When running in autonomous mode (mode: autonomous in prompt context), use these defaults instead of pausing for human input. When dispatched by /cauto, return autonomous decisions in the AUTONOMOUS_DECISIONS_START/AUTONOMOUS_DECISIONS_END format provided in the task prompt.

Deferred escalation (R-011): This skill has context: fork and cannot receive human follow-up input. When an escalate: always decision point is reached in autonomous mode, the default is applied and the decision is returned with escalation_deferred: true and original_escalation_reason for human review at pipeline conclusion.

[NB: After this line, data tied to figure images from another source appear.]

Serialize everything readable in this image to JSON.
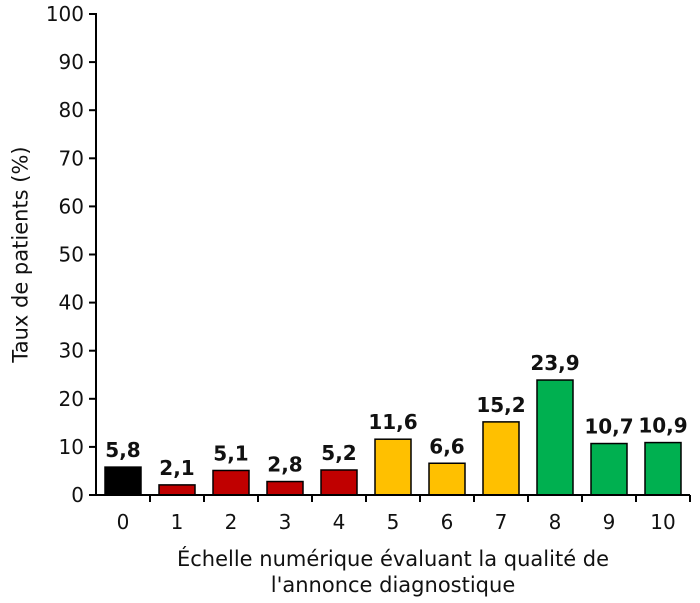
{
  "chart_data": {
    "type": "bar",
    "categories": [
      "0",
      "1",
      "2",
      "3",
      "4",
      "5",
      "6",
      "7",
      "8",
      "9",
      "10"
    ],
    "values": [
      5.8,
      2.1,
      5.1,
      2.8,
      5.2,
      11.6,
      6.6,
      15.2,
      23.9,
      10.7,
      10.9
    ],
    "value_labels": [
      "5,8",
      "2,1",
      "5,1",
      "2,8",
      "5,2",
      "11,6",
      "6,6",
      "15,2",
      "23,9",
      "10,7",
      "10,9"
    ],
    "bar_colors": [
      "#000000",
      "#c00000",
      "#c00000",
      "#c00000",
      "#c00000",
      "#ffc000",
      "#ffc000",
      "#ffc000",
      "#00b050",
      "#00b050",
      "#00b050"
    ],
    "ylabel": "Taux de patients (%)",
    "xlabel_lines": [
      "Échelle numérique évaluant la qualité de",
      "l'annonce diagnostique"
    ],
    "ylim": [
      0,
      100
    ],
    "yticks": [
      "0",
      "10",
      "20",
      "30",
      "40",
      "50",
      "60",
      "70",
      "80",
      "90",
      "100"
    ],
    "grid": false,
    "legend": "none"
  }
}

AD-001: Verification scope — verify all spec rules (default). Rationale: partial verification leaves gaps that downstream skills assume are covered.
AD-002: Coverage assessment — strict assessment against spec (default). Rationale: lenient assessment masks weak tests that pass despite rule violations.
AD-003: Rule bypass approval — escalate: always. Default if deferred: flag as uncovered, do not bypass. Rationale: bypassing verification rules weakens the safety net.

If Something Goes Wrong

Skill interrupted: Re-run the skill. It reads the current state and resumes where possible.
Rate limit hit: Wait 2-3 minutes and re-run. Workflow state persists between sessions.
Wrong output: This skill doesn't modify workflow state until the final advance step. Re-run from scratch safely.
Stuck in a phase: Run /cstatus to see where you are. Use workflow-advance.sh override "reason" if the gate is blocking legitimate work.

Constraints

Write the verification report file. /cpostmortem and /cupdate-arch depend on it.
Write drift debt entries when drift is found. /cspec reads these for future features.
Do NOT skip the rule coverage check. Every rule must be accounted for.
Do NOT approve a feature with uncovered rules. Uncovered rules are BLOCKING.
Be specific about weak tests. "Weak" means: the test would still pass if the rule were violated.